When Alan Feaster said goodbye to his 18-year-old son, Durrell, at the Preston training school run by the California Youth Authority, he never thought it would be for the last time. Just weeks later, in January, his son was dead, the victim of an apparent double suicide with his cellmate, acts of desperation that in all likelihood were connected to conditions our state has allowed to fester in its prisons for troubled youth.
Durrell's death may seem like an isolated incident, but the horrific conditions in the CYA are more the rule than the exception. As California policymakers struggle to reform our system of juvenile justice, they need to focus on systematic reforms, the kind that won't just paper over problems but would end the system's abuses once and for all.
Just a few weeks after the two boys' deaths, a panel of experts reported on the deplorable conditions at CYA facilities. They found excessive rates of violence; inadequate mental health care and educational services; overuse of isolation cells; and deplorable conditions, including feces spread all over some of the cells. Some boys were being forced to sit or stand in cages while attending classes, a "normal" situation in the state's Kafkaesque system.
Just as shocking as the litany of CYA abuses is the fact that institutions such as Preston Training School simply don't work.
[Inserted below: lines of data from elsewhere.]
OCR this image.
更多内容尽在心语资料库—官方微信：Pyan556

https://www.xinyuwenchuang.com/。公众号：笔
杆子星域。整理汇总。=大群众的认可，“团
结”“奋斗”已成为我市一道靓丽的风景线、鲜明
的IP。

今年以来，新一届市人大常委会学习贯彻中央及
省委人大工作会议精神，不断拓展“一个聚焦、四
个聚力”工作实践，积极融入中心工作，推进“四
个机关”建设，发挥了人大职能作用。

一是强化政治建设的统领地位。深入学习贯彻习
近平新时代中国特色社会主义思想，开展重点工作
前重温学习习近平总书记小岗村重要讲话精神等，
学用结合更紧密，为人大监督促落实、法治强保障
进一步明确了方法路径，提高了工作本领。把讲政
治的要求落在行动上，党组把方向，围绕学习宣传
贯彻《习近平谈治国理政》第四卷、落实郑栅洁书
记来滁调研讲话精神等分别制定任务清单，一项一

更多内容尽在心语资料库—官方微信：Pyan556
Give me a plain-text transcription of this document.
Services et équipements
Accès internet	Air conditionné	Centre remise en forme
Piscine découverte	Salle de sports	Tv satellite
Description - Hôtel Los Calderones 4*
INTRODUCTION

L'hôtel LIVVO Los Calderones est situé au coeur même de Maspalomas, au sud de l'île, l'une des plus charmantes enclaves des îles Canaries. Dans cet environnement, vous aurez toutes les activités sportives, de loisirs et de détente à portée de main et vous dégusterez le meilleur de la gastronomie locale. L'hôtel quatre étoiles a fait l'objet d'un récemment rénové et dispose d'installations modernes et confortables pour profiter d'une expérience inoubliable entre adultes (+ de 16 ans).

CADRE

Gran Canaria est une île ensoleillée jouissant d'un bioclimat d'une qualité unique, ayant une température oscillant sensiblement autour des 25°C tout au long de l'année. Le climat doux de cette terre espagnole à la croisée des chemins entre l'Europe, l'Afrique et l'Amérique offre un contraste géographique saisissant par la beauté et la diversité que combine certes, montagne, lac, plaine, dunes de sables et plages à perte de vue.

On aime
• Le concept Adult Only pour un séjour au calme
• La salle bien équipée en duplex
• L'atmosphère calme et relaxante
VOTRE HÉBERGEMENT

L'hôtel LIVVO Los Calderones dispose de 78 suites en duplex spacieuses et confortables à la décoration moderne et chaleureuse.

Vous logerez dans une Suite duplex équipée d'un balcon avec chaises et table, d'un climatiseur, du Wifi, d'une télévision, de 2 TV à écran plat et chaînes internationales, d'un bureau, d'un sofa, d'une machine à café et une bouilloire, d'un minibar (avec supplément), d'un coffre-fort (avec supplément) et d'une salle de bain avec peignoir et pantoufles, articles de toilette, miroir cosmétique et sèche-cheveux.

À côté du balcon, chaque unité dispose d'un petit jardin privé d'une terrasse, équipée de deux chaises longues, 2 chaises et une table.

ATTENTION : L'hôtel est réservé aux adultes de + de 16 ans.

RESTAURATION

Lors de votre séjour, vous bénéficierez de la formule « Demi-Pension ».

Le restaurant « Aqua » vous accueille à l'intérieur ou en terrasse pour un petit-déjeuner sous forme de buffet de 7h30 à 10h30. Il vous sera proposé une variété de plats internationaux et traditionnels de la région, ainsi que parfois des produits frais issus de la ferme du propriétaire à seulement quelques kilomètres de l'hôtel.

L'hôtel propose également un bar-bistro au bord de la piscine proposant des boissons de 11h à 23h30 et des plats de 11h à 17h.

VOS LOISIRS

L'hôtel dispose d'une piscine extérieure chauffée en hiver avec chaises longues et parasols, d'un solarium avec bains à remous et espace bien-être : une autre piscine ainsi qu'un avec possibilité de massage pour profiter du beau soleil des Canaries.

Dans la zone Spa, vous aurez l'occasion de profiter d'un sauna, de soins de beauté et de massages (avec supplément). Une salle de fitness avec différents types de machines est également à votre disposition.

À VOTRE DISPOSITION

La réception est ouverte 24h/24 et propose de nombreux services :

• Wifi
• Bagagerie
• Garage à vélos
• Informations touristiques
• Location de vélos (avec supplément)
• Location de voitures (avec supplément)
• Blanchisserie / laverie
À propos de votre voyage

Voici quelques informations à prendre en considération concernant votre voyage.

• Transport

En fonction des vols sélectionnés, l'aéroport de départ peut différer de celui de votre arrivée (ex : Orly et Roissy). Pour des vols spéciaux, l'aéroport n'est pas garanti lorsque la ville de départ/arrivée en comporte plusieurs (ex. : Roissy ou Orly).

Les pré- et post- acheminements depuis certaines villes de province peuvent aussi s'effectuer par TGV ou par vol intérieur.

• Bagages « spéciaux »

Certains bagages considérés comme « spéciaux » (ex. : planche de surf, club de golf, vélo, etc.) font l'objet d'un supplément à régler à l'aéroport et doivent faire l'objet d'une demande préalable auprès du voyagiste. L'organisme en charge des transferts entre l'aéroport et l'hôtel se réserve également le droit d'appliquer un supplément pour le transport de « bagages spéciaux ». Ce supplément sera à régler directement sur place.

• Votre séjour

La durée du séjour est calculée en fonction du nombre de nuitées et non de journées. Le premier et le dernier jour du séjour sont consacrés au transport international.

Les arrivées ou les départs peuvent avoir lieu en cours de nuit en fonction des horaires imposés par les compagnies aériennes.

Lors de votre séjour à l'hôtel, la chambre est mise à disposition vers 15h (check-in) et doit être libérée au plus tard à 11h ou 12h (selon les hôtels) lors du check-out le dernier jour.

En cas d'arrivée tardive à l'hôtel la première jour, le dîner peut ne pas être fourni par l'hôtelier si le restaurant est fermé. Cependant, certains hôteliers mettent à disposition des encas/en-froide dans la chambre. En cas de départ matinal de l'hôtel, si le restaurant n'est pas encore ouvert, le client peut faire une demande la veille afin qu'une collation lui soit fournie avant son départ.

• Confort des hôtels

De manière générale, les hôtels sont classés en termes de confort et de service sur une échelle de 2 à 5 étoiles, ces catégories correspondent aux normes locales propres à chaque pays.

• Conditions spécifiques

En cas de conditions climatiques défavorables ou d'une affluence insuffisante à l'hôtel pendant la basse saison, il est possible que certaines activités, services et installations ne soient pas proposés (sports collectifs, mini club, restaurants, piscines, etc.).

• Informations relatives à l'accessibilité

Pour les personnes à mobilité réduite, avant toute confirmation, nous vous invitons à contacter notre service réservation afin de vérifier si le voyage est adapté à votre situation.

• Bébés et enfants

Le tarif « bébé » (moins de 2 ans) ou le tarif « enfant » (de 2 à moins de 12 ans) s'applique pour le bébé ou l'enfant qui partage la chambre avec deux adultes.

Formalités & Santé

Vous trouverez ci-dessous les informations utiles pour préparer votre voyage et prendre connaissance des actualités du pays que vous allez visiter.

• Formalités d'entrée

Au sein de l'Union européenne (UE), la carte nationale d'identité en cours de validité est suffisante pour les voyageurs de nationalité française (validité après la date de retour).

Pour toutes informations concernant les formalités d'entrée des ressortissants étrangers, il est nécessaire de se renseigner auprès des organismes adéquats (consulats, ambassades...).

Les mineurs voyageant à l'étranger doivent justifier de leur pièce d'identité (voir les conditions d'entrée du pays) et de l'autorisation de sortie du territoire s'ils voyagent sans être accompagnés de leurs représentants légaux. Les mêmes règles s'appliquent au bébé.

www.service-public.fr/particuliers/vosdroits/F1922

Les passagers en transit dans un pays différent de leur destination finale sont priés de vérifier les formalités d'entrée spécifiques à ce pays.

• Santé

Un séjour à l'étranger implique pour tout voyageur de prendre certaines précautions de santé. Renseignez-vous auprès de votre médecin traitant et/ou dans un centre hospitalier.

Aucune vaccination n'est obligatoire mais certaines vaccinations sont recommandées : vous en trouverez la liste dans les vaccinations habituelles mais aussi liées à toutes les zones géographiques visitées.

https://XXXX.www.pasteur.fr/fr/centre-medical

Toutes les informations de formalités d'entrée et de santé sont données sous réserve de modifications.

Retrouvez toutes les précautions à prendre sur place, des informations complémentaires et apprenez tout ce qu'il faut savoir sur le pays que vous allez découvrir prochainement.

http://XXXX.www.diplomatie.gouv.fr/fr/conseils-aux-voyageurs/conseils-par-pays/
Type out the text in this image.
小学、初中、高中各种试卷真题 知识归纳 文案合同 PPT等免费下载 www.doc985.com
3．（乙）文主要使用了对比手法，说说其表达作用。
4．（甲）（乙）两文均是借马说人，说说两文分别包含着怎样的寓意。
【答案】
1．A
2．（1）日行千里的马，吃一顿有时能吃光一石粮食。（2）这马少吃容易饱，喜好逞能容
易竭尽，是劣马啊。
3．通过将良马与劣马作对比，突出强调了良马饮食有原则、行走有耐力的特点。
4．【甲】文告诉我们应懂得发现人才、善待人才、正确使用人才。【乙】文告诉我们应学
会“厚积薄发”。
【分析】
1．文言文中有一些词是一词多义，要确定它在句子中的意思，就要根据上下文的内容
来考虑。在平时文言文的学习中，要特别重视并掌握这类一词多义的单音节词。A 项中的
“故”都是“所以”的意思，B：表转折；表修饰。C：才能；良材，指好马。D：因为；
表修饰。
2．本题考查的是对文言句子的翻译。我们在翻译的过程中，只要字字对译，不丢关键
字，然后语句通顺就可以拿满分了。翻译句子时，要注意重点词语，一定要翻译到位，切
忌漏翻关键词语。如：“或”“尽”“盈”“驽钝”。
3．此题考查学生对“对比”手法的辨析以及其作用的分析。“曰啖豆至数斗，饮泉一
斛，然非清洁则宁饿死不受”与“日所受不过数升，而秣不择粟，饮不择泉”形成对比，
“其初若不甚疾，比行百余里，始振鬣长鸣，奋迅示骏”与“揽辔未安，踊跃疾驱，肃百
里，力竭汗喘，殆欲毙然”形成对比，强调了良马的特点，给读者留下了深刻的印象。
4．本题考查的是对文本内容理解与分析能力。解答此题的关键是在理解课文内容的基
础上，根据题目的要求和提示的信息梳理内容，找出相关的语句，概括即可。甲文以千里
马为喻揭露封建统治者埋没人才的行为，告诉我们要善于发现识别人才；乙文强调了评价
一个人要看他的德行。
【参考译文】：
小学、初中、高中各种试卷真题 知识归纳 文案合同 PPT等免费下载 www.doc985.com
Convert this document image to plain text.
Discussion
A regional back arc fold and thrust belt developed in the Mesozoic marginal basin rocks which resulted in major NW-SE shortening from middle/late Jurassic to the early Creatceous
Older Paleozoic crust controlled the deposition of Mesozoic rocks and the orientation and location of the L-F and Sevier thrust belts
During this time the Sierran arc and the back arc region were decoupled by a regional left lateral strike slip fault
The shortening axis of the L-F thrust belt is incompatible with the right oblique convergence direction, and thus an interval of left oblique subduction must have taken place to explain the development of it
A growing body of research shows that young people incarcerated in large institutions get rearrested more frequently, and for more serious crimes than their counterparts with similar delinquency histories who are not incarcerated.
For example, a study that compared matched samples of offenders in Arkansas found that the incarceration experience was the single greatest predictor of future criminal conduct, dwarfing the effects of gang membership or family dysfunction.
It's not surprising then, that more than nine out of 10 CYA "graduates" are back in trouble with the law within three years of their release. On top of that, the CYA system costs taxpayers a whopping $85,000 a year per youth. It seems likely that if the majority of CYA youths came from white, middle-class neighborhoods, the public would never stand for its failures and abuses.
Fortunately, there is a better way to respond to youth crime than by confining young people in dungeon-like prisons. Last week, a network of experts, advocates, concerned parents and young people issued a platform that Gov. Arnold Schwarzenegger, the Legislature and the governor's recently created Task Force on the California Youth Authority would do well to adopt.